We can understand how Erickson did therapy by studying his tools. But there's something more important than that; what and why he did so. We need to understand the dynamics he used and we need to understand them systemically. In this workshop I'll try to explain main change models of OBM and its relationships with system thinking and Ericksonian approach. So what Erickson did could be visible by identifying background system dynamics of his therapy. I'll also show some techniques of OBM which can be used in therapy room with great impact.
Like much that is deeply imbedded and emergent in our psyches, the mastery of Milton Erickson often defies a simple explanation. Words may be descriptive but fall short of unpacking the exquisite intricacy of his work. With currents as deep as this it has taken years for Jeff Zeig, one of Erickson’s students, to come up with the potent phrase “Limbic Communication” to describe that crucial element that underpins the art and artistry of Erickson and all impactful experiential therapy.
This presentation will review the concept of dissociation and its evolution in modern Psychology and its relationship with hypnotic process, when it is described as a mind state of focused attention. We will explore the idea of dissociation between the conscious and unconscious mind during hypnosis and how it can lead to therapeutic success. Some practical exercises and demonstrations to provoke dissociate states.
In this course, we are going to illustrate how Erickson’s classic Utilization principle can be translated into chrono-bio-genomic terms. For a long time now, we have known that this principle lies at the basis of Erickson’s amazing ability to facilitate the natural self-healing, growth and evolution processes that every patient possesses inside. To date, only few therapists have integrated the chro-bio-genomic dimensions that are inherent in the Utilization principle, in their clinical practice.
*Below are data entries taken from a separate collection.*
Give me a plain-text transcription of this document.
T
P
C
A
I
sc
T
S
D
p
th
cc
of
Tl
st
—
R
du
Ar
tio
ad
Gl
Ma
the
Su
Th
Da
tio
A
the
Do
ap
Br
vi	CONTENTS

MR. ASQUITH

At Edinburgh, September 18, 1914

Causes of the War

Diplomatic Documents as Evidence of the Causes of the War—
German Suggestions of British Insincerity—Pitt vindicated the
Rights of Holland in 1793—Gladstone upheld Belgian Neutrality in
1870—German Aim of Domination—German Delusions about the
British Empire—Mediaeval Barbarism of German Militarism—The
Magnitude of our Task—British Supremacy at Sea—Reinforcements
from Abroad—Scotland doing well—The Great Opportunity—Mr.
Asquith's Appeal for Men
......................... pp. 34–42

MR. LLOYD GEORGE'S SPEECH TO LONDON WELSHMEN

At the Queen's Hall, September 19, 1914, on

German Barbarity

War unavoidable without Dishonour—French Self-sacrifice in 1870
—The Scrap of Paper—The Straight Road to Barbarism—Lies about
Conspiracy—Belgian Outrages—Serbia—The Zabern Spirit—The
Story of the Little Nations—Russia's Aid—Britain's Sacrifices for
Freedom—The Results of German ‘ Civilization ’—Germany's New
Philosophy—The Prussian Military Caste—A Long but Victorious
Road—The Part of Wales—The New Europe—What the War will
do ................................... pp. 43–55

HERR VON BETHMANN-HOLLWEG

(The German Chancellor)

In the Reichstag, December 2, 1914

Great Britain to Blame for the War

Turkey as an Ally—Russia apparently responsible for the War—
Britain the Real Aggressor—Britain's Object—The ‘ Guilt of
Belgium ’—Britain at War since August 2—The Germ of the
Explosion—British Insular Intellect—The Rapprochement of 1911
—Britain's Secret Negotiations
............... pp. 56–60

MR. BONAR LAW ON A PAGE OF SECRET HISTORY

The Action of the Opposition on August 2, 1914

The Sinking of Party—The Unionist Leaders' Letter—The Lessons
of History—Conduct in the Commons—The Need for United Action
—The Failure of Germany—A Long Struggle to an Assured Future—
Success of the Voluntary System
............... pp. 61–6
In this training you will learn the factors which lead to creating alive and inspired therapy sessions regardless of theoretical orientation. Drawing from such diverse sources as indigenous wisdom traditions and modern psychotherapy approaches, this training will demonstrate how embracing improvisation and utilization can revitalize and energize therapy sessions.
The ability that Dr. Milton Erickson had for “reading the patient” and get information from them in order to build a context in which change was easy to obtain is an area that has been often overlooked due to the difficulty to understand the process that he was using. In what way was he carefully observing the patient to gain personal information from them? Several techniques will be listed and demonstrated in order to become an observant and strategic therapist.